I’m intending to cover a little more territory in this post than the previous couple in 2 Peter 1. The verses I want to comment on are 2 Peter 1:5-11. the ESV1 text reads:
 For this very reason, make every effort to supplement your faith with virtue, and virtue with knowledge,  and knowledge with self-control, and self-control with steadfastness, and steadfastness with godliness,  and godliness with brotherly affection, and brotherly affection with love.  For if these qualities are yours and are increasing, they keep you from being ineffective or unfruitful in the knowledge of our Lord Jesus Christ.  For whoever lacks these qualities is so nearsighted that he is blind, having forgotten that he was cleansed from his former sins.  Therefore, brothers, be all the more diligent to confirm your calling and election, for if you practice these qualities you will never fall.  For in this way there will be richly provided for you an entrance into the eternal kingdom of our Lord and Savior Jesus Christ.

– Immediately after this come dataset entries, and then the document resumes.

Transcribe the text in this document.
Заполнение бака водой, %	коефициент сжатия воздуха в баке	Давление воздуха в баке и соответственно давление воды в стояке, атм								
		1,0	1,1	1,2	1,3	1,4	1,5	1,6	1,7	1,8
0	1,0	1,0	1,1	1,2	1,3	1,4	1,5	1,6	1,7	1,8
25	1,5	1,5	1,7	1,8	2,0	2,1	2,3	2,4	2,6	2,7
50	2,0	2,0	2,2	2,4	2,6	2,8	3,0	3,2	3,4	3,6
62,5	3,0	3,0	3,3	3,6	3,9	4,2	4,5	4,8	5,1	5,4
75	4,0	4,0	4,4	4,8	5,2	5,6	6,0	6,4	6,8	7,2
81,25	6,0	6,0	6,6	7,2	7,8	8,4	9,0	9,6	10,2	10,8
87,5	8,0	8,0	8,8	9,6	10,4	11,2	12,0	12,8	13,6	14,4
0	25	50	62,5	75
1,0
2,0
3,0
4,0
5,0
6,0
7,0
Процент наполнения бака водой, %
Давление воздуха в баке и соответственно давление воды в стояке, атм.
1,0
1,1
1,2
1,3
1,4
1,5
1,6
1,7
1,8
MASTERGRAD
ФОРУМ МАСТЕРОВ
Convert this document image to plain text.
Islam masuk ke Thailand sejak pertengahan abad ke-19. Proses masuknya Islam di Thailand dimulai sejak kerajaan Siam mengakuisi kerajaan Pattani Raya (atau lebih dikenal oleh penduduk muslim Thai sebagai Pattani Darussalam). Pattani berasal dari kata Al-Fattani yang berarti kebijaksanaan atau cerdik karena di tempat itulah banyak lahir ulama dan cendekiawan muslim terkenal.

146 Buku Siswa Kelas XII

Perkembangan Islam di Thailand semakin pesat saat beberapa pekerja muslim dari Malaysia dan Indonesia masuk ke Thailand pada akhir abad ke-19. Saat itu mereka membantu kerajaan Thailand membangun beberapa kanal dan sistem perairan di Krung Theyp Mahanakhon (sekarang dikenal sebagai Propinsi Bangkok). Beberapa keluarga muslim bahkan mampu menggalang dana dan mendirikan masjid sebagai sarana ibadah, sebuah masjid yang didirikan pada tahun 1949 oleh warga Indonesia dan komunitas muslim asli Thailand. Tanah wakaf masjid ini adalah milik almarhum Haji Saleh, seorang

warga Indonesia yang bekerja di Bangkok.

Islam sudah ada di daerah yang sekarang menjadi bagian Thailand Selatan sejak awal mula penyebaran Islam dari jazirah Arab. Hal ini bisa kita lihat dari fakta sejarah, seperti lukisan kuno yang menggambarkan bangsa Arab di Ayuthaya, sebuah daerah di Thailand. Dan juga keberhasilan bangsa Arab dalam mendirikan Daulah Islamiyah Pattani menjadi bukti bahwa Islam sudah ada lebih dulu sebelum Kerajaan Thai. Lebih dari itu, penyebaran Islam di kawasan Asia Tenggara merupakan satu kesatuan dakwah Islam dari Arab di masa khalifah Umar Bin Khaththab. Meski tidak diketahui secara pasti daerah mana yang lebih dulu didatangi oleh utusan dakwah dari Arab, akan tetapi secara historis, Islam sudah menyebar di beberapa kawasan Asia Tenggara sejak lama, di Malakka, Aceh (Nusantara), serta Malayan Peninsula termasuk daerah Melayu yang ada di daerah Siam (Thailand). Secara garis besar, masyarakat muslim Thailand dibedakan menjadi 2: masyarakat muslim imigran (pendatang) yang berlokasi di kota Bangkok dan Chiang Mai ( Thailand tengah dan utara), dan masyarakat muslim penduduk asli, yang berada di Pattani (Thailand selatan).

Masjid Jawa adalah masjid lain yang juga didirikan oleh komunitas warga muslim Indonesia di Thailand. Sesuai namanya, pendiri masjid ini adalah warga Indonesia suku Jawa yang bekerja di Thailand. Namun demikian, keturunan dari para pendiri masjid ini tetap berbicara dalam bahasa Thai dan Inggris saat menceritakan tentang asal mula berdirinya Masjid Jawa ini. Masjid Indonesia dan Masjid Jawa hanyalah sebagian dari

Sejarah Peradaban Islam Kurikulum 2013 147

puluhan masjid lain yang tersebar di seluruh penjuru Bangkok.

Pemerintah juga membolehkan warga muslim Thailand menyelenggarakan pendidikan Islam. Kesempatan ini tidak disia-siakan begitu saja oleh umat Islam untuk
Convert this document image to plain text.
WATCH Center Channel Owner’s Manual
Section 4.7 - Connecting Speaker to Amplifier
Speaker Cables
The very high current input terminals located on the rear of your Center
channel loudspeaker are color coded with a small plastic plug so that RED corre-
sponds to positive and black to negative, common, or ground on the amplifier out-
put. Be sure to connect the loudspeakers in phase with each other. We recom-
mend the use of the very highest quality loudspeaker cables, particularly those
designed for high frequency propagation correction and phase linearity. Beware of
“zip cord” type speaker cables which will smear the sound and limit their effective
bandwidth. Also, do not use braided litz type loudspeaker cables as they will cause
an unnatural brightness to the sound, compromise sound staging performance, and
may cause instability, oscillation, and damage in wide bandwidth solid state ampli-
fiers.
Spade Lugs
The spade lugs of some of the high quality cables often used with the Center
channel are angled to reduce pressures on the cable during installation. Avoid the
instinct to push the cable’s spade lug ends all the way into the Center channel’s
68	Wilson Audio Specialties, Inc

Verses 3 and 4 very much spoke about what God had done and was doing to redeem His people and restore His Kingdom. From verse 5 Peter switches from God’s activity to our response. He begins ‘for this very reason, make every effort’. So the believer is to ‘do things’ in response to God’s offer and our acceptance of divine nature made available through Jesus’ atoning sacrifice.
But it is important to see and understand the sequence of things the believer is to do. It begins with faith. Faith is not something we so much as do as have and receive. We can’t ‘do’ faith, but we can exercise it. If you don’t have faith, you can encourage or foster it. Derek Prince spoke of Romans 10:17 where Paul says, ‘So faith comes from hearing, and hearing from the word of God’.Derek made the point that ‘faith comes’ so if you don’t have it, you can get it. And it comes from hearing the word of God. We can encourage and grow faith by hearing the word of God read, prayed and preached. So our response to God must begin with faith–belief in what Jesus did upon the cross and belief that He sacrificed His life to pay the price for my sin.
Secondly comes virtue. Virtue doesn’t necessarily mean what you think it means. The Greek word translated as ‘virtue’ is arete and can be translated as valour, excellence or virtue. We are to proceed honourably and with the best of intention and effort. It’s not how we look, but how we live.
So we begin with faith–te moral conviction that we are sinful and need a saviour–and we trust that Jesus is our Saviour. Once faith is established we pursue virtue–excellence and honour in our conduct.